How to Choose a Personal Floatation Device (PFD)
A Personal Floatation Device (PFD) is one of the best ways to stay safe when boating, water skiing, and fishing this summer. There are a wide variety of designs and floatation materials in PFDs.
There are two types of PFDs available:
Foam PFDs are a reliable choice for both non-swimmers and swimmers alike. However, they can feel bulky to wear.
Inflatable PFDs are the easiest and slimmest to wear but need to be inflated before they provide flotation. Inflatable PFDs produce a high level of floatation and are great for continuous wear and provide a high level of floatation but are not recommended for active watersport activities or children under 16 years of age. Some inflatable PFDs have an automatic trigger that will inflate when the vest is in contact with water, and others will require a manual release from the user to inflate. This type of PFD is recommended for swimmers only.
For a proper PFD fit, always refer to the manufacturer’s recommendations. Adult life jackets will indicate a chest size and for children a weight indication will determine size. Sizes vary by brand and model, so whatever your body type or size you’ll be able to find one that fits.
It is very important to try on the PFD for comfort and a good fit. Make sure to loosen all the straps before you snap the buckles. With all closures snapped shut adjust the straps for the best fit. If you can’t get the closures done up with straps loose, the PFD is too small.

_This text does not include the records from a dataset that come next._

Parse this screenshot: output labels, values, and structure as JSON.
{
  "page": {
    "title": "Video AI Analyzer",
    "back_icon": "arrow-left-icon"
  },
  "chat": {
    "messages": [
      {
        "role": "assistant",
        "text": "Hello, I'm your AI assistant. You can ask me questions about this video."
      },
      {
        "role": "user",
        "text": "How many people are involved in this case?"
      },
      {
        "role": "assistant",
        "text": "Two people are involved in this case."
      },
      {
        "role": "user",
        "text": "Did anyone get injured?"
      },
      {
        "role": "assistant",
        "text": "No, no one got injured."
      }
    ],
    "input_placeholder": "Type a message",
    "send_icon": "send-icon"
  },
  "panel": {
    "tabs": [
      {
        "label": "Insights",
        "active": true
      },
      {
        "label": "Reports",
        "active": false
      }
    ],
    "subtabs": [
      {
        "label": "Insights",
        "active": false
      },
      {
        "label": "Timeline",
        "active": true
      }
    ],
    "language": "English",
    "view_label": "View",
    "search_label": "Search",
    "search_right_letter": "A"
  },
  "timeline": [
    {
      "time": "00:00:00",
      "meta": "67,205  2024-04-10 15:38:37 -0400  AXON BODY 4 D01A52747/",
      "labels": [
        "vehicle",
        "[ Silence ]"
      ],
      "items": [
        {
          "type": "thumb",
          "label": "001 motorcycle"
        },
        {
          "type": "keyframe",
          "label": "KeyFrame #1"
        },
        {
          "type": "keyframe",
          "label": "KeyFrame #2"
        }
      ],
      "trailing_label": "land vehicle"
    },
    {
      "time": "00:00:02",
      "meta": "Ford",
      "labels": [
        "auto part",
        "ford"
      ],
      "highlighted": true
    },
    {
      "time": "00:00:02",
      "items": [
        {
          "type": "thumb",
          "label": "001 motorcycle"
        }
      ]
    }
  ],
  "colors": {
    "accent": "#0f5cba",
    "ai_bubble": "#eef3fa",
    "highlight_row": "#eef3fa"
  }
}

To check the fit of a PFD when it’s in place and adjusted, place your thumbs under the shoulder straps. If you can life it above your ears, it’s either not adjusted properly or too big. Re-adjust and try again to choose another PFD. A snug fit is essential for children’s PFDs. They also have a crotch strap and head support that prevents the vest from riding up over the child’s head. Children grow constantly so PFDs must be continually checked for necessary adjustments and proper fit.
A snug fit is essential for children’s PFDs. They also have a crotch strap and head support that prevents the vest from riding up over the child’s head. Children grow constantly so PFDs must be continually checked for necessary adjustments and proper fit.
Comfort is also essential to PFDs. They should fit snuggly, but not bind or chafe. If you’re wearing a PFD for canoeing or kayaking, make sure you have a full range of motion.